母は、蓄積された疲労と貧血で倒れたということだった。
二、三日入院して安静にしておけばおそらく良くなるだろう、とのこと。
何か、大変な病気ではなかったことに心の底からほっとした。一人でずっと不安だった。祖母とはまったくと言っていいほど、この不安を分かち合うことができそうにない。
母が目を覚ます前に、私は祖母と帰宅した。
「あんた誰なの、家に返せ!」
「だから今から家に帰るんだって」
帰宅するまでずっとこんな調子で祖母と押し問答を繰り広げる。心が疲弊しきっていて、祖母に部外者扱いされることにはもう何も心が動かなかった。
午後七時。
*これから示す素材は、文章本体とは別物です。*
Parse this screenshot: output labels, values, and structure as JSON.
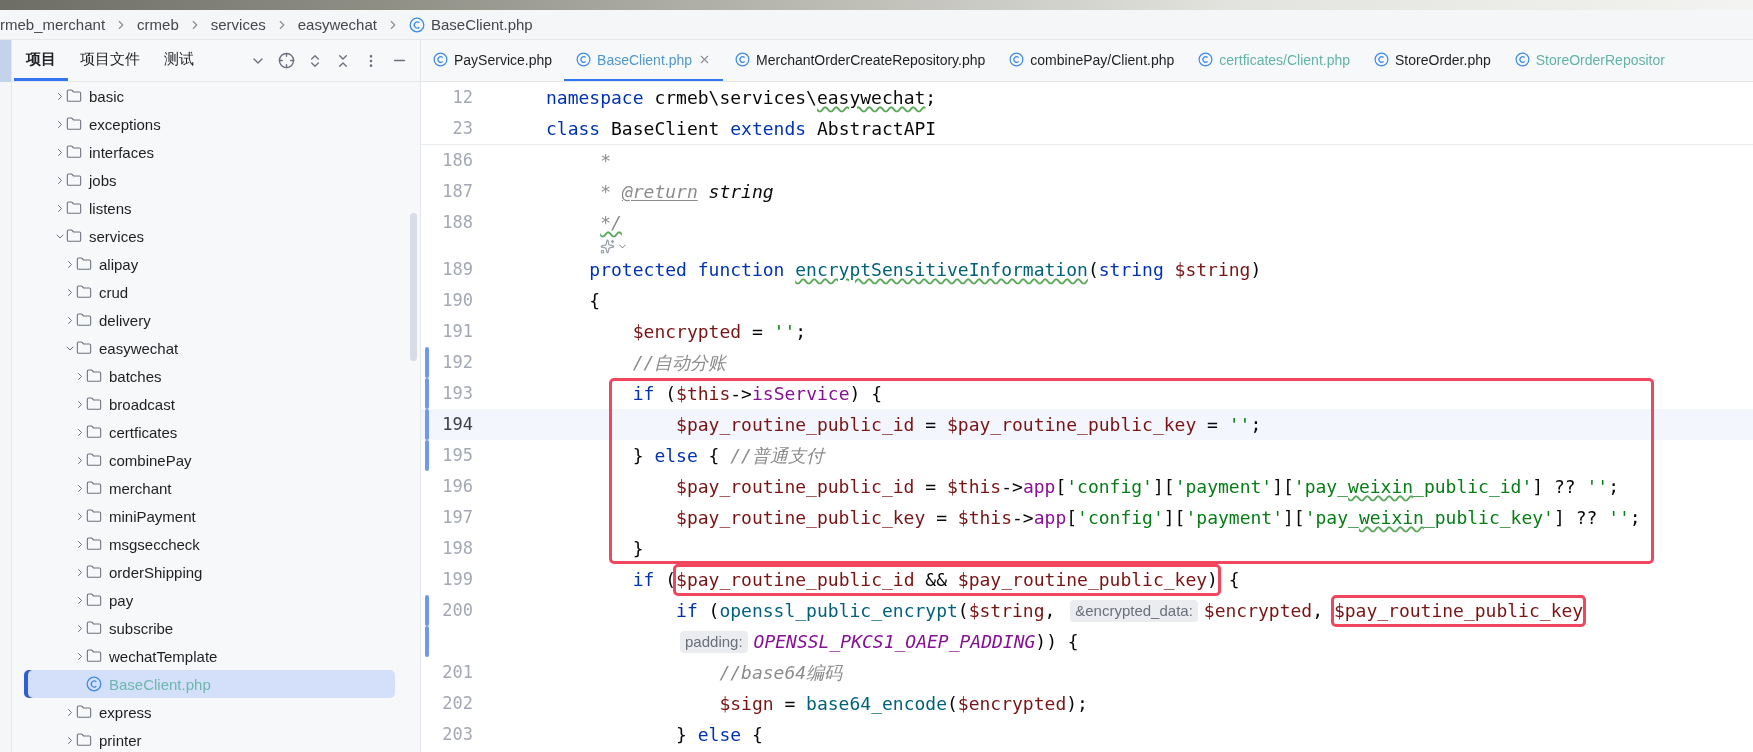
{
  "breadcrumbs": [
    {
      "text": "rmeb_merchant",
      "kind": "dir"
    },
    {
      "text": "crmeb",
      "kind": "dir"
    },
    {
      "text": "services",
      "kind": "dir"
    },
    {
      "text": "easywechat",
      "kind": "dir"
    },
    {
      "text": "BaseClient.php",
      "kind": "class"
    }
  ],
  "project_panel": {
    "tabs": [
      {
        "label": "项目",
        "selected": true
      },
      {
        "label": "项目文件",
        "selected": false
      },
      {
        "label": "测试",
        "selected": false
      }
    ],
    "tree": [
      {
        "name": "basic",
        "kind": "folder",
        "expanded": false,
        "selected": false
      },
      {
        "name": "exceptions",
        "kind": "folder",
        "expanded": false,
        "selected": false
      },
      {
        "name": "interfaces",
        "kind": "folder",
        "expanded": false,
        "selected": false
      },
      {
        "name": "jobs",
        "kind": "folder",
        "expanded": false,
        "selected": false
      },
      {
        "name": "listens",
        "kind": "folder",
        "expanded": false,
        "selected": false
      },
      {
        "name": "services",
        "kind": "folder",
        "expanded": true,
        "selected": false,
        "children": [
          {
            "name": "alipay",
            "kind": "folder",
            "expanded": false,
            "selected": false
          },
          {
            "name": "crud",
            "kind": "folder",
            "expanded": false,
            "selected": false
          },
          {
            "name": "delivery",
            "kind": "folder",
            "expanded": false,
            "selected": false
          },
          {
            "name": "easywechat",
            "kind": "folder",
            "expanded": true,
            "selected": false,
            "children": [
              {
                "name": "batches",
                "kind": "folder",
                "expanded": false,
                "selected": false
              },
              {
                "name": "broadcast",
                "kind": "folder",
                "expanded": false,
                "selected": false
              },
              {
                "name": "certficates",
                "kind": "folder",
                "expanded": false,
                "selected": false
              },
              {
                "name": "combinePay",
                "kind": "folder",
                "expanded": false,
                "selected": false
              },
              {
                "name": "merchant",
                "kind": "folder",
                "expanded": false,
                "selected": false
              },
              {
                "name": "miniPayment",
                "kind": "folder",
                "expanded": false,
                "selected": false
              },
              {
                "name": "msgseccheck",
                "kind": "folder",
                "expanded": false,
                "selected": false
              },
              {
                "name": "orderShipping",
                "kind": "folder",
                "expanded": false,
                "selected": false
              },
              {
                "name": "pay",
                "kind": "folder",
                "expanded": false,
                "selected": false
              },
              {
                "name": "subscribe",
                "kind": "folder",
                "expanded": false,
                "selected": false
              },
              {
                "name": "wechatTemplate",
                "kind": "folder",
                "expanded": false,
                "selected": false
              },
              {
                "name": "BaseClient.php",
                "kind": "file",
                "selected": true,
                "color": "#6cb6ad"
              }
            ]
          },
          {
            "name": "express",
            "kind": "folder",
            "expanded": false,
            "selected": false
          },
          {
            "name": "printer",
            "kind": "folder",
            "expanded": false,
            "selected": false
          }
        ]
      }
    ]
  },
  "editor_tabs": [
    {
      "label": "PayService.php",
      "selected": false,
      "color": "#1e1f22"
    },
    {
      "label": "BaseClient.php",
      "selected": true,
      "color": "#4f97c9"
    },
    {
      "label": "MerchantOrderCreateRepository.php",
      "selected": false,
      "color": "#1e1f22"
    },
    {
      "label": "combinePay/Client.php",
      "selected": false,
      "color": "#1e1f22"
    },
    {
      "label": "certficates/Client.php",
      "selected": false,
      "color": "#62b3a7"
    },
    {
      "label": "StoreOrder.php",
      "selected": false,
      "color": "#1e1f22"
    },
    {
      "label": "StoreOrderRepositor",
      "selected": false,
      "color": "#62b3a7"
    }
  ],
  "sticky_lines": [
    {
      "number": "12",
      "tokens": [
        {
          "kind": "kw",
          "text": "namespace "
        },
        {
          "kind": "txt",
          "text": "crmeb\\services\\"
        },
        {
          "kind": "txt",
          "text": "easywechat",
          "typo": true
        },
        {
          "kind": "txt",
          "text": ";"
        }
      ]
    },
    {
      "number": "23",
      "tokens": [
        {
          "kind": "kw",
          "text": "class "
        },
        {
          "kind": "txt",
          "text": "BaseClient "
        },
        {
          "kind": "kw",
          "text": "extends "
        },
        {
          "kind": "txt",
          "text": "AbstractAPI"
        }
      ]
    }
  ],
  "lines": [
    {
      "kind": "code",
      "number": "186",
      "changed": false,
      "current": false,
      "in_box": false,
      "tokens": [
        {
          "kind": "doc",
          "text": "     *"
        }
      ]
    },
    {
      "kind": "code",
      "number": "187",
      "changed": false,
      "current": false,
      "in_box": false,
      "tokens": [
        {
          "kind": "doc",
          "text": "     * "
        },
        {
          "kind": "doctag",
          "text": "@return"
        },
        {
          "kind": "doctype",
          "text": " string"
        }
      ]
    },
    {
      "kind": "code",
      "number": "188",
      "changed": false,
      "current": false,
      "in_box": false,
      "tokens": [
        {
          "kind": "doc",
          "text": "     */",
          "typo": true
        }
      ]
    },
    {
      "kind": "icon_row"
    },
    {
      "kind": "code",
      "number": "189",
      "changed": false,
      "current": false,
      "in_box": false,
      "tokens": [
        {
          "kind": "kw",
          "text": "    protected function "
        },
        {
          "kind": "fndecl",
          "text": "encryptSensitiveInformation",
          "typo": true
        },
        {
          "kind": "txt",
          "text": "("
        },
        {
          "kind": "kw",
          "text": "string "
        },
        {
          "kind": "var",
          "text": "$string"
        },
        {
          "kind": "txt",
          "text": ")"
        }
      ]
    },
    {
      "kind": "code",
      "number": "190",
      "changed": false,
      "current": false,
      "in_box": false,
      "tokens": [
        {
          "kind": "txt",
          "text": "    {"
        }
      ]
    },
    {
      "kind": "code",
      "number": "191",
      "changed": false,
      "current": false,
      "in_box": false,
      "tokens": [
        {
          "kind": "var",
          "text": "        $encrypted"
        },
        {
          "kind": "txt",
          "text": " = "
        },
        {
          "kind": "str",
          "text": "''"
        },
        {
          "kind": "txt",
          "text": ";"
        }
      ]
    },
    {
      "kind": "code",
      "number": "192",
      "changed": true,
      "current": false,
      "in_box": false,
      "tokens": [
        {
          "kind": "cmt",
          "text": "        //自动分账"
        }
      ]
    },
    {
      "kind": "code",
      "number": "193",
      "changed": true,
      "current": false,
      "in_box": true,
      "tokens": [
        {
          "kind": "kw",
          "text": "        if"
        },
        {
          "kind": "txt",
          "text": " ("
        },
        {
          "kind": "var",
          "text": "$this"
        },
        {
          "kind": "txt",
          "text": "->"
        },
        {
          "kind": "member",
          "text": "isService"
        },
        {
          "kind": "txt",
          "text": ") {"
        }
      ]
    },
    {
      "kind": "code",
      "number": "194",
      "changed": true,
      "current": true,
      "in_box": true,
      "tokens": [
        {
          "kind": "var",
          "text": "            $pay_routine_public_id"
        },
        {
          "kind": "txt",
          "text": " = "
        },
        {
          "kind": "var",
          "text": "$pay_routine_public_key"
        },
        {
          "kind": "txt",
          "text": " = "
        },
        {
          "kind": "str",
          "text": "''"
        },
        {
          "kind": "txt",
          "text": ";"
        }
      ]
    },
    {
      "kind": "code",
      "number": "195",
      "changed": true,
      "current": false,
      "in_box": true,
      "tokens": [
        {
          "kind": "txt",
          "text": "        } "
        },
        {
          "kind": "kw",
          "text": "else"
        },
        {
          "kind": "txt",
          "text": " { "
        },
        {
          "kind": "cmt",
          "text": "//普通支付"
        }
      ]
    },
    {
      "kind": "code",
      "number": "196",
      "changed": false,
      "current": false,
      "in_box": true,
      "tokens": [
        {
          "kind": "var",
          "text": "            $pay_routine_public_id"
        },
        {
          "kind": "txt",
          "text": " = "
        },
        {
          "kind": "var",
          "text": "$this"
        },
        {
          "kind": "txt",
          "text": "->"
        },
        {
          "kind": "member",
          "text": "app"
        },
        {
          "kind": "txt",
          "text": "["
        },
        {
          "kind": "str",
          "text": "'config'"
        },
        {
          "kind": "txt",
          "text": "]["
        },
        {
          "kind": "str",
          "text": "'payment'"
        },
        {
          "kind": "txt",
          "text": "]["
        },
        {
          "kind": "str",
          "text": "'pay_"
        },
        {
          "kind": "str",
          "text": "weixin",
          "typo": true
        },
        {
          "kind": "str",
          "text": "_public_id'"
        },
        {
          "kind": "txt",
          "text": "] ?? "
        },
        {
          "kind": "str",
          "text": "''"
        },
        {
          "kind": "txt",
          "text": ";"
        }
      ]
    },
    {
      "kind": "code",
      "number": "197",
      "changed": false,
      "current": false,
      "in_box": true,
      "tokens": [
        {
          "kind": "var",
          "text": "            $pay_routine_public_key"
        },
        {
          "kind": "txt",
          "text": " = "
        },
        {
          "kind": "var",
          "text": "$this"
        },
        {
          "kind": "txt",
          "text": "->"
        },
        {
          "kind": "member",
          "text": "app"
        },
        {
          "kind": "txt",
          "text": "["
        },
        {
          "kind": "str",
          "text": "'config'"
        },
        {
          "kind": "txt",
          "text": "]["
        },
        {
          "kind": "str",
          "text": "'payment'"
        },
        {
          "kind": "txt",
          "text": "]["
        },
        {
          "kind": "str",
          "text": "'pay_"
        },
        {
          "kind": "str",
          "text": "weixin",
          "typo": true
        },
        {
          "kind": "str",
          "text": "_public_key'"
        },
        {
          "kind": "txt",
          "text": "] ?? "
        },
        {
          "kind": "str",
          "text": "''"
        },
        {
          "kind": "txt",
          "text": ";"
        }
      ]
    },
    {
      "kind": "code",
      "number": "198",
      "changed": false,
      "current": false,
      "in_box": true,
      "tokens": [
        {
          "kind": "txt",
          "text": "        }"
        }
      ]
    },
    {
      "kind": "code",
      "number": "199",
      "changed": false,
      "current": false,
      "in_box": false,
      "tokens": [
        {
          "kind": "kw",
          "text": "        if"
        },
        {
          "kind": "txt",
          "text": " ("
        },
        {
          "kind": "group",
          "boxed": true,
          "tokens": [
            {
              "kind": "var",
              "text": "$pay_routine_public_id"
            },
            {
              "kind": "txt",
              "text": " && "
            },
            {
              "kind": "var",
              "text": "$pay_routine_public_key"
            },
            {
              "kind": "txt",
              "text": ")"
            }
          ]
        },
        {
          "kind": "txt",
          "text": " {"
        }
      ]
    },
    {
      "kind": "code",
      "number": "200",
      "changed": true,
      "current": false,
      "in_box": false,
      "tokens": [
        {
          "kind": "kw",
          "text": "            if"
        },
        {
          "kind": "txt",
          "text": " ("
        },
        {
          "kind": "fn",
          "text": "openssl_public_encrypt"
        },
        {
          "kind": "txt",
          "text": "("
        },
        {
          "kind": "var",
          "text": "$string"
        },
        {
          "kind": "txt",
          "text": ", "
        },
        {
          "kind": "hint",
          "text": "&encrypted_data:"
        },
        {
          "kind": "var",
          "text": "$encrypted"
        },
        {
          "kind": "txt",
          "text": ", "
        },
        {
          "kind": "group",
          "boxed": true,
          "tokens": [
            {
              "kind": "var",
              "text": "$pay_routine_public_key"
            }
          ]
        }
      ]
    },
    {
      "kind": "code",
      "changed": true,
      "current": false,
      "in_box": false,
      "tokens": [
        {
          "kind": "hint",
          "text": "padding:"
        },
        {
          "kind": "const",
          "text": "OPENSSL_PKCS1_OAEP_PADDING"
        },
        {
          "kind": "txt",
          "text": ")) {"
        }
      ]
    },
    {
      "kind": "code",
      "number": "201",
      "changed": false,
      "current": false,
      "in_box": false,
      "tokens": [
        {
          "kind": "cmt",
          "text": "                //base64编码"
        }
      ]
    },
    {
      "kind": "code",
      "number": "202",
      "changed": false,
      "current": false,
      "in_box": false,
      "tokens": [
        {
          "kind": "var",
          "text": "                $sign"
        },
        {
          "kind": "txt",
          "text": " = "
        },
        {
          "kind": "fn",
          "text": "base64_encode"
        },
        {
          "kind": "txt",
          "text": "("
        },
        {
          "kind": "var",
          "text": "$encrypted"
        },
        {
          "kind": "txt",
          "text": ");"
        }
      ]
    },
    {
      "kind": "code",
      "number": "203",
      "changed": false,
      "current": false,
      "in_box": false,
      "tokens": [
        {
          "kind": "txt",
          "text": "            } "
        },
        {
          "kind": "kw",
          "text": "else"
        },
        {
          "kind": "txt",
          "text": " {"
        }
      ]
    }
  ]
}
自分は食欲がないので祖母に夕飯を食べさせた後、再び不安が押し寄せてくる。
梨斗との約束の時間まであと五時間もある。それまで、この不安と一人で闘わなくちゃいけないの……?
お母さんは大丈夫だと分かっていても、やっぱり身体の震えが止まらなかった。
「おばあちゃん、お風呂入ろう」
ともあれ祖母をお風呂に入れようと思い部屋を覗くと、すでに眠りこけていた。
起こしてお風呂に入れても良かったのだが、ふと心の中で、張り詰めていた糸がぷつんと切れた。
「ちょっと出かけてくるね」
制服から私服へとようやく着替えて、小さな鞄を手にした。スマホと財布、必要最低限のものを入れて、私は家を飛び出した。
普段は乗らない電車に揺られて、見慣れない駅で降りる。名前は知っているけれど、実際に降り立ったことはなかった。自宅から七駅離れた駅で、乗り換えで利用する人が多い印象だ。
スマホの地図を見ながら、目的地へと歩く。左手には名刺。先日、遊園地の前で葉加瀬さんからもらったものだった。
「あった、ここだ……」
住宅街を抜け、小さな繁華街に出ると、そこには名刺に書かれていた通り『創作料理梨の花』と銘打たれた看板の立つ店があった。壁は木目調で統一されていて、店名のロゴは温かい家庭料理を思わせる、柔らかな文字だ。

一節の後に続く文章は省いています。